Well, depending on the theta, at R, we will find this:
- <math>
\begin{align} {\partial V_{\text{out}} \over \partial r}
&- {\partial V_{\text{in}} \over \partial r} &&= - {1 \over \epsilon_0} \sigma_0(\theta) \\
{\partial \over \partial r} \sum_{l=0}^\infty {A_l R^{2l+1} \over r^{l+1}}P_l(\cos \theta)
&- {\partial \over \partial r} \sum_{l=0}^\infty A_l r^l P_l(\cos \theta) &&= - {1 \over \epsilon_0} \sigma_0(\theta) \\
\sum_{l=0}^\infty A_l R^{2l+1} {\partial \over \partial r} r^{-l-1} P_l(\cos \theta)

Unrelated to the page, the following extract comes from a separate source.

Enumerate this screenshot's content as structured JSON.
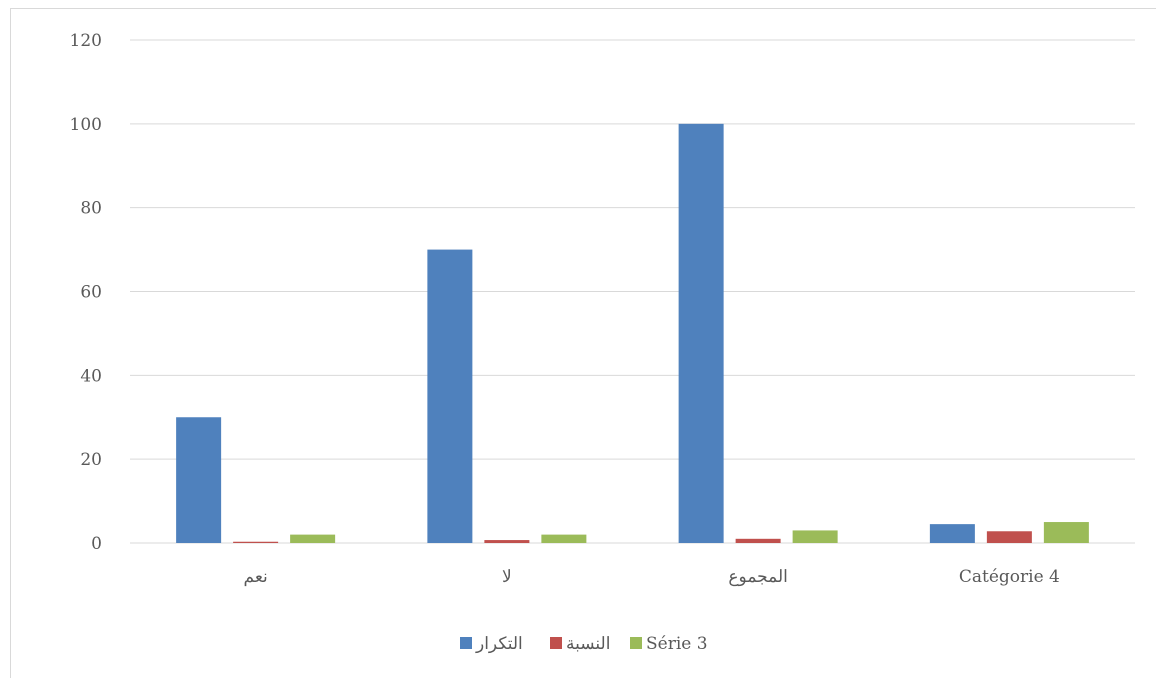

&- \sum_{l=0}^\infty A_l {\partial \over \partial r} r^l P_l(\cos \theta) &&= - {1 \over \epsilon_0} \sigma_0(\theta) \\
\sum_{l=0}^\infty A_l R^{2l+1} ((-l-1) r^{-l-2}) P_l(\cos \theta)
&- \sum_{l=0}^\infty A_l (l r^{l-1}) P_l(\cos \theta) &&= - {1 \over \epsilon_0} \sigma_0(\theta) \\
\sum_{l=0}^\infty A_l R^{2l+1} (l+1) r^{-l-2} P_l(\cos \theta)
&+ \sum_{l=0}^\infty A_l l r^{l-1} P_l(\cos \theta) &&= {1 \over \epsilon_0} \sigma_0(\theta) \\
\sum_{l=0}^\infty ( A_l R^{2l+1} (l+1) r^{-l-2}
&+ A_l l r^{l-1} )P_l(\cos \theta) &&= {1 \over \epsilon_0} \sigma_0(\theta) \\
\sum_{l=0}^\infty A_l( (l+1) R^{2l+1} R^{-l-2}
&+ l R^{l-1} )P_l(\cos \theta) &&= {1 \over \epsilon_0} \sigma_0(\theta) \\
\sum_{l=0}^\infty A_l( (l+1) R^{l-1}
&+ l R^{l-1} )P_l(\cos \theta) &&= {1 \over \epsilon_0} \sigma_0(\theta) \\
\sum_{l=0}^\infty A_l R^{l-1} ( (l+1)
&+ l )P_l(\cos \theta) &&= {1 \over \epsilon_0} \sigma_0(\theta) \\
\sum_{l=0}^\infty (2l + 1) A_l & R^{l-1} P_l(\cos \theta)
&&= {1 \over \epsilon_0} \sigma_0(\theta) \\
\end{align} </math>
It is at this point that we can do Fourier's Trick with the Legendre Polynomials. Multiply both sides by <math>P_m(\cos \theta) \sin \theta</math>, then integrate from 0 to pi.
- <math>
\begin{align} \int_0^\pi \sum_{l=0}^\infty (2l + 1) A_l R^{l-1} P_l(\cos \theta) P_m(\cos \theta) \sin \theta \ d\theta
&= \int_0^\pi {1 \over \epsilon_0} \sigma_0(\theta) P_m(\cos \theta) \sin \theta \ d\theta \\
\sum_{l=0}^\infty (2l + 1) A_l R^{l-1} \int_0^\pi P_l(\cos \theta) P_m(\cos \theta) \sin \theta \ d\theta
&= {1 \over \epsilon_0} \int_0^\pi \sigma_0(\theta) P_m(\cos \theta) \sin \theta \ d\theta \\
(2m + 1) A_m R^{m-1} {2 \over 2m + 1}
&= {1 \over \epsilon_0} \int_0^\pi \sigma_0(\theta) P_m(\cos \theta) \sin \theta \ d\theta \\
A_m
&= {1 \over 2 \epsilon_0 R^{m-1}} \int_0^\pi \sigma_0(\theta) P_m(\cos \theta) \sin \theta \ d\theta \\
\end{align} </math>
And there you go. Now you have the potential inside and outside.
Given a sigma
Let's suppose we're given <math>\sigma_0{\theta} = k \cos \theta\;</math>. Well, that's just the first Legendre polynomial.
So,
- <math>
\begin{align} A_m &= {1 \over 2 \epsilon_0 R^{m-1}} \int_0^\pi k P_1(\cos \theta) P_m(\cos \theta) \sin \theta \ d\theta \\ A_1 &= {1 \over 2 \epsilon_0 R^{1-1}} {2k \over 2(1) + 1} \\ A_1 &= {k \over 3 \epsilon_0} \\ \end{align} </math>
Plug that in to the above:
- <math>
\begin{align} V_{\text{out}}(r, \theta)
&= {k \over 3 \epsilon_0} {R^{2+1} \over r^2}P_1(\cos \theta) \\ &= {kR^3 \over 3 \epsilon_0}{ 1 \over r^2} \cos \theta \\
V_{\text{in}}(r, \theta)
&= {k \over 3 \epsilon_0}r^1 P_1(\cos \theta) \\ &= {k \over 3 \epsilon_0}r \cos \theta \\
\end{align} </math>
Note that if you chose <math>k=-3 \epsilon_0 E_0\;</math>, we'll get a field inside of:
- <math>-E_0 r \cos \theta = -E_0 z\;</math>
This is the exact opposite of the field in Example 8. Put this sphere in that field, and we'll get an electric field of 0 inside.
What do you know? The surface charge is the same as we calculated.